The design of a catalyst by managing catalytic sites on an atomic scale is significant for tuning catalytic performance and offering high activity and selectivity for dry reforming of methane (DRM). We report a synergy effect of two sets of active sites (Ni and Rh) anchored on the surface hexagonal boron anitride nanosheets(h-BN), the whole reaction mechanism of DRM, as well as the competition processes over h-BN sheet-supported Ni-Rh catalysts (labeled as Ni9/h-BN and Ni8Rh1/h-BN) were studied by density functional theory calculations and microkinetic model analysis in the present work. Our present results show that the stability of hydrocarbon species like CHx(x = 1–4) on the Ni8Rh1/h-BN is significantly lower than that of Ni9/h-BN because of less electron transfer, and thus, strong carbon deposition resistance would be expected after the addition of Rh from the perspective of thermodynamics.

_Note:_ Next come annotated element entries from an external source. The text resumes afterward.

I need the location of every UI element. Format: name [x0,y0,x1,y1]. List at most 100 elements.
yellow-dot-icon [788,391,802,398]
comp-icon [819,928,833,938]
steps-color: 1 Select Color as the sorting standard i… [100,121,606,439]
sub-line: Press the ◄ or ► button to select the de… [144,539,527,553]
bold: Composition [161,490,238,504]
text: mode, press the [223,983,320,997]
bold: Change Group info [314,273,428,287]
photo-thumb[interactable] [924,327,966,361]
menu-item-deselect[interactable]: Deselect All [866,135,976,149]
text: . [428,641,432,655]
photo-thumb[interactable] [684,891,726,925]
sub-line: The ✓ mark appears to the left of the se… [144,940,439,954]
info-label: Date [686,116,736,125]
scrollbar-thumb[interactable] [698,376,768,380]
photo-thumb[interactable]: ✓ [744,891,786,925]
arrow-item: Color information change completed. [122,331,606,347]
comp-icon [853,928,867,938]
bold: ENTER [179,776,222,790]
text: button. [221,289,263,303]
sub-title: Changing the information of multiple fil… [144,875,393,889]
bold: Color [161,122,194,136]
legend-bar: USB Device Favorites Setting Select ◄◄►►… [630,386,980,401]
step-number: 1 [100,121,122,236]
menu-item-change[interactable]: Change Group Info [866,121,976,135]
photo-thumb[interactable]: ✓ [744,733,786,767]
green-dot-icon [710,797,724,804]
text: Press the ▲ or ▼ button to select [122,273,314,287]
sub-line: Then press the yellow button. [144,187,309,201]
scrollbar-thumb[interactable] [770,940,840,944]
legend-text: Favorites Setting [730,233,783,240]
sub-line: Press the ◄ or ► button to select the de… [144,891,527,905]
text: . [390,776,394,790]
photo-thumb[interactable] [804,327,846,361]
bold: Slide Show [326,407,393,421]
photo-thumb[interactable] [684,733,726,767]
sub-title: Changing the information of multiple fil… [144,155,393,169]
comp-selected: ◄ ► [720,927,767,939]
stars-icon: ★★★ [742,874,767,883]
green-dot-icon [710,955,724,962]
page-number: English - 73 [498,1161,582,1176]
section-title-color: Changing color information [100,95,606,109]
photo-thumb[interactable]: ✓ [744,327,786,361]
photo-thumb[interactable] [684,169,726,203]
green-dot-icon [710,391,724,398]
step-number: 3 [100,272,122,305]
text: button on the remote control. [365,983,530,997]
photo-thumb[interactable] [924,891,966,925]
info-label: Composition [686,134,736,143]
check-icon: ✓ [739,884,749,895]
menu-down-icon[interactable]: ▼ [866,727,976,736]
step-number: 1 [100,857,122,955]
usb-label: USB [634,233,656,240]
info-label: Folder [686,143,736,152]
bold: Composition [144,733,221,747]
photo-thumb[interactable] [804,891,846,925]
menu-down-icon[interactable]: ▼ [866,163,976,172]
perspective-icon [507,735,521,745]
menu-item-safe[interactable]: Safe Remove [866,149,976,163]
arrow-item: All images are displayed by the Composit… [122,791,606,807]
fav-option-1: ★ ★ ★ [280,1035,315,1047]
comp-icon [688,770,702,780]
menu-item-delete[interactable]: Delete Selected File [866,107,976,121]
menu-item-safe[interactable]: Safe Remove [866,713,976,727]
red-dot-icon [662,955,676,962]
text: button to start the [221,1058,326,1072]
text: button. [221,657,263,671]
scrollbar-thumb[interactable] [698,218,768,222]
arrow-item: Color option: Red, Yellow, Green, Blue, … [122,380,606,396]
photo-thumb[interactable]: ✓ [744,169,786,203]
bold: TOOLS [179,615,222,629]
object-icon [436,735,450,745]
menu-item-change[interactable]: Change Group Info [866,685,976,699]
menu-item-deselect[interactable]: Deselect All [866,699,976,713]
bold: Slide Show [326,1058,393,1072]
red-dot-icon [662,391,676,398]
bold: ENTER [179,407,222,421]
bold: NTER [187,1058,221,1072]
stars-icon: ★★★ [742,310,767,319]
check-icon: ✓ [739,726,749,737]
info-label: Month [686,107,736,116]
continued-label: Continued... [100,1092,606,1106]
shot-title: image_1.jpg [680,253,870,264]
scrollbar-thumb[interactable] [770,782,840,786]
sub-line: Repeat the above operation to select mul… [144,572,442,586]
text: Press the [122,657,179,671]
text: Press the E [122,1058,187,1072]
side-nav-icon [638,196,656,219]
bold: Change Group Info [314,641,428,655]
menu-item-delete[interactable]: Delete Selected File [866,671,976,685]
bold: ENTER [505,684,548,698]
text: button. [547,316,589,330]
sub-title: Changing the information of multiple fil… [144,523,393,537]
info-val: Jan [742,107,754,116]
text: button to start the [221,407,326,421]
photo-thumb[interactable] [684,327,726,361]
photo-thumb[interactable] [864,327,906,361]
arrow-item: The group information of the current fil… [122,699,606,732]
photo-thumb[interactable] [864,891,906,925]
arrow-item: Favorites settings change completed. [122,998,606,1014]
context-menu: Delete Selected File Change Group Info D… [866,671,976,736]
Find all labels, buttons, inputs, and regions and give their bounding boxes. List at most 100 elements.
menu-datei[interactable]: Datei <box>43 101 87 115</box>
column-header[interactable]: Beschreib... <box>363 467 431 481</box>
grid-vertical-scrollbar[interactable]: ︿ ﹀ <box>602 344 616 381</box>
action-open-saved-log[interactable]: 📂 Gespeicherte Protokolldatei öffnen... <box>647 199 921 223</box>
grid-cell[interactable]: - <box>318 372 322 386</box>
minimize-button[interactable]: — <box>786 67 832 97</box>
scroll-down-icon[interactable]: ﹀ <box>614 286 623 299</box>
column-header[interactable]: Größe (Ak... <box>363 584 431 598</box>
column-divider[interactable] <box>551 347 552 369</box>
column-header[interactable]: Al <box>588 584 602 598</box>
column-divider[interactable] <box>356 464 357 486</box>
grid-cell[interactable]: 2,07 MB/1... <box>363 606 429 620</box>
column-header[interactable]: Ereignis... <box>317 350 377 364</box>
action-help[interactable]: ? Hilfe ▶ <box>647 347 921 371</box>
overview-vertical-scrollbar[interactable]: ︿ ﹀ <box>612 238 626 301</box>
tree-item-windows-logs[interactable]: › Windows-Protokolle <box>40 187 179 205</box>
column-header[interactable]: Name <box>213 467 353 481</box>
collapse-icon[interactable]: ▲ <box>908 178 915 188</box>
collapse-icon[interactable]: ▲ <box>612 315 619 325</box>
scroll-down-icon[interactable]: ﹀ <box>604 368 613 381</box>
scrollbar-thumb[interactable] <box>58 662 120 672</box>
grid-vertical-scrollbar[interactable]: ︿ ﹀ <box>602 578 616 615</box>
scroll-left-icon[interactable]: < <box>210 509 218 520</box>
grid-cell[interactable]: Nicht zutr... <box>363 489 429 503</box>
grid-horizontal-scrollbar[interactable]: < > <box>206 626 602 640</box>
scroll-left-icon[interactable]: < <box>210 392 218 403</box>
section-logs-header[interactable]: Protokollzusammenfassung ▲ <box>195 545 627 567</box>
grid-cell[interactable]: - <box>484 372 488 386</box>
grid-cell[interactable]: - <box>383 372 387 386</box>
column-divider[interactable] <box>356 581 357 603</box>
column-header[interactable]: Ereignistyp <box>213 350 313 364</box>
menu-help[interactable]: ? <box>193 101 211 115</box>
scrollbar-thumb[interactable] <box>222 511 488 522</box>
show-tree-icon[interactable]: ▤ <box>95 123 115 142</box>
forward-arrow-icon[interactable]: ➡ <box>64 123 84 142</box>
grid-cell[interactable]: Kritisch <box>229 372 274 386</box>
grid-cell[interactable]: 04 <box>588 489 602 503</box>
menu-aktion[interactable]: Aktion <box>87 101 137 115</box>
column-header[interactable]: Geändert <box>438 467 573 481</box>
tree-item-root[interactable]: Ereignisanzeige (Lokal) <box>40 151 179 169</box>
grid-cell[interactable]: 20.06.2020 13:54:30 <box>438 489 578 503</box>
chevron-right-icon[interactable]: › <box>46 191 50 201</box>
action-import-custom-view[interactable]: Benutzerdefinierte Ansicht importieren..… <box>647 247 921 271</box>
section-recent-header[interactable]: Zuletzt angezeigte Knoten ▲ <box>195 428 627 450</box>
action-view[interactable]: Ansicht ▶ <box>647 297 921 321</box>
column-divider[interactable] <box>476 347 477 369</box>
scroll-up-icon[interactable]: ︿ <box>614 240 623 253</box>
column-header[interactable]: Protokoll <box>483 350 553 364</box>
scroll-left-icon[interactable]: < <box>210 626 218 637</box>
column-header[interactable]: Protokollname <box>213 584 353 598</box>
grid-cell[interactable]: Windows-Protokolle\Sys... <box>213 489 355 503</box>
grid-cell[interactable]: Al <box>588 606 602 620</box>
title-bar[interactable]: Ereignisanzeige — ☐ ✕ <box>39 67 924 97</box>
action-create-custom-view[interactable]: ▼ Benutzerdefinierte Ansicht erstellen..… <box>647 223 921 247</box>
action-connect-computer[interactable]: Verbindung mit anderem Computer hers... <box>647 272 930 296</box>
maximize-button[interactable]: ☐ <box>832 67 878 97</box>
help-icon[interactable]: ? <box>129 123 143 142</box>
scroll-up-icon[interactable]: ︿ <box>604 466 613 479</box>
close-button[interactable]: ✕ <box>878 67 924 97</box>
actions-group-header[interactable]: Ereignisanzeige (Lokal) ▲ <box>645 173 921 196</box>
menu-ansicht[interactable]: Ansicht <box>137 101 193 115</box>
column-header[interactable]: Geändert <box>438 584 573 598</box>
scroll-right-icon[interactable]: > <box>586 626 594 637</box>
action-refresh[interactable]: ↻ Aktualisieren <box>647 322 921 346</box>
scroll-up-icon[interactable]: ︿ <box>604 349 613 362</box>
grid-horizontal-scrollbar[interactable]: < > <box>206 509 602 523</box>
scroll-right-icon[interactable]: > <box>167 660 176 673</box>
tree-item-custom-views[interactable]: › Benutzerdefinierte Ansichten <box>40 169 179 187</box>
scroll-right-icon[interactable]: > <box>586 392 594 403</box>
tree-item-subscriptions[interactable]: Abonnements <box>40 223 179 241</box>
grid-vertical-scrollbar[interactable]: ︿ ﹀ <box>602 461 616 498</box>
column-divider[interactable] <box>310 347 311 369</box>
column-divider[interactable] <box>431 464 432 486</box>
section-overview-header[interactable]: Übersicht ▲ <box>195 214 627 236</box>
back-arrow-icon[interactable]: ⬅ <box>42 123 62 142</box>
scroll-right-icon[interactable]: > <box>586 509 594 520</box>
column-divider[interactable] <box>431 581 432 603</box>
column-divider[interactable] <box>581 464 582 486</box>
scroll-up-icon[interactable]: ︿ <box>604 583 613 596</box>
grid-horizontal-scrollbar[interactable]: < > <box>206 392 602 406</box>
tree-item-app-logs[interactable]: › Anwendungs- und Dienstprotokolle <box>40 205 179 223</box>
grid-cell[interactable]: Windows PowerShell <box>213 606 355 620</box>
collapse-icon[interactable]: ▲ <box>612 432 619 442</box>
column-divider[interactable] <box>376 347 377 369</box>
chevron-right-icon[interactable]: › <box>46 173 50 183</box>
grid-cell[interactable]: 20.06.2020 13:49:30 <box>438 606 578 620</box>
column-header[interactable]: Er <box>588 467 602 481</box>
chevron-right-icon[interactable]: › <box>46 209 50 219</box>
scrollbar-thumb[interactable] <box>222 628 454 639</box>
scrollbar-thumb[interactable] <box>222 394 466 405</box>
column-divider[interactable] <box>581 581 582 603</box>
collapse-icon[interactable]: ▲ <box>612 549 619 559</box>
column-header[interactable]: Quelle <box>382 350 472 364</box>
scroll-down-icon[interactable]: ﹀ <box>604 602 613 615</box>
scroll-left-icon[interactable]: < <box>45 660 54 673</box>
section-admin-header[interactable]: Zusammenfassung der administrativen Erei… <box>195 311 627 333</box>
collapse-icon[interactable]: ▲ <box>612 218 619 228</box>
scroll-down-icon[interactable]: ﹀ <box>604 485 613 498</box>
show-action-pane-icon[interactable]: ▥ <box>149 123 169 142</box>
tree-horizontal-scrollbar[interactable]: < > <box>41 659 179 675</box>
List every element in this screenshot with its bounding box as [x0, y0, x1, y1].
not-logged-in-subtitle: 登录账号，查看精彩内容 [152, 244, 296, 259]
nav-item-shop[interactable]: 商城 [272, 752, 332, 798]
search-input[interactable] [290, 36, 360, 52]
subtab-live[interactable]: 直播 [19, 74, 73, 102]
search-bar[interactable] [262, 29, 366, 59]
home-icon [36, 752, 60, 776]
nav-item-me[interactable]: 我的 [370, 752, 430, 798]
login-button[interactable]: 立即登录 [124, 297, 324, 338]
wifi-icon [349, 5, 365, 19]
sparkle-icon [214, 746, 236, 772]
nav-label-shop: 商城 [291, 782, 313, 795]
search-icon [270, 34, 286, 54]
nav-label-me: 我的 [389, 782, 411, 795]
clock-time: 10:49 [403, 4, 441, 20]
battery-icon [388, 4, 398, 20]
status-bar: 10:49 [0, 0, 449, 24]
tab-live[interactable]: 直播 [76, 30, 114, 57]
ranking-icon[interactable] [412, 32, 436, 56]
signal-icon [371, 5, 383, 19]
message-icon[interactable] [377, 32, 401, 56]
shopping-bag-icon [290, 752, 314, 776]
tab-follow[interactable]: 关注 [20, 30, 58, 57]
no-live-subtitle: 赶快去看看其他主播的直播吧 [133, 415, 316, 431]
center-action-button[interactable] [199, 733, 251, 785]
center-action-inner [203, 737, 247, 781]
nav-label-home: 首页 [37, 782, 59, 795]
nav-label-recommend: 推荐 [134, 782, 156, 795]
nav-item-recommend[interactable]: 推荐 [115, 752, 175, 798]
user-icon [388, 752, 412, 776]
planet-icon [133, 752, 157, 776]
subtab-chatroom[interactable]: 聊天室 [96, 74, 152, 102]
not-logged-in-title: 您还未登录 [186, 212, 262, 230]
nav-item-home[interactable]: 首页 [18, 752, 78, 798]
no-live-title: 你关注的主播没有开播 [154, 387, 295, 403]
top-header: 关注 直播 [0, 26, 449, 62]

CO2 activation is more efficient than that of CH4, and both CH4 and CO2 activation on Ni8Rh1/h-BN is more facile than that of pure Ni9/h-BN, and thus, higher catalytic activity of DRM can be expected on Ni8Rh1/h-BN. CO2 tends to decompose directly on both surfaces, and it was also found that O* is the main oxidizing agent for CH* intermediates and through the CH–O oxidation mechanism. Compared with the Ni9/h-BN surface, the selectivity of the DRM reaction is better on the Ni8Rh1/h-BN surface, and the ratio of H2/CO is close to one on the Ni8Rh1/h-BN surface based on the microkinetic model analysis. The microkinetic model result also shows that coke is difficult to form on the surface of Ni8Rh1/h-BN under experimental conditions. These synergistic effects of the two sets of atom sites on the same surface demonstrated a new method for designing a catalyst with high selectivity and stability for DRM.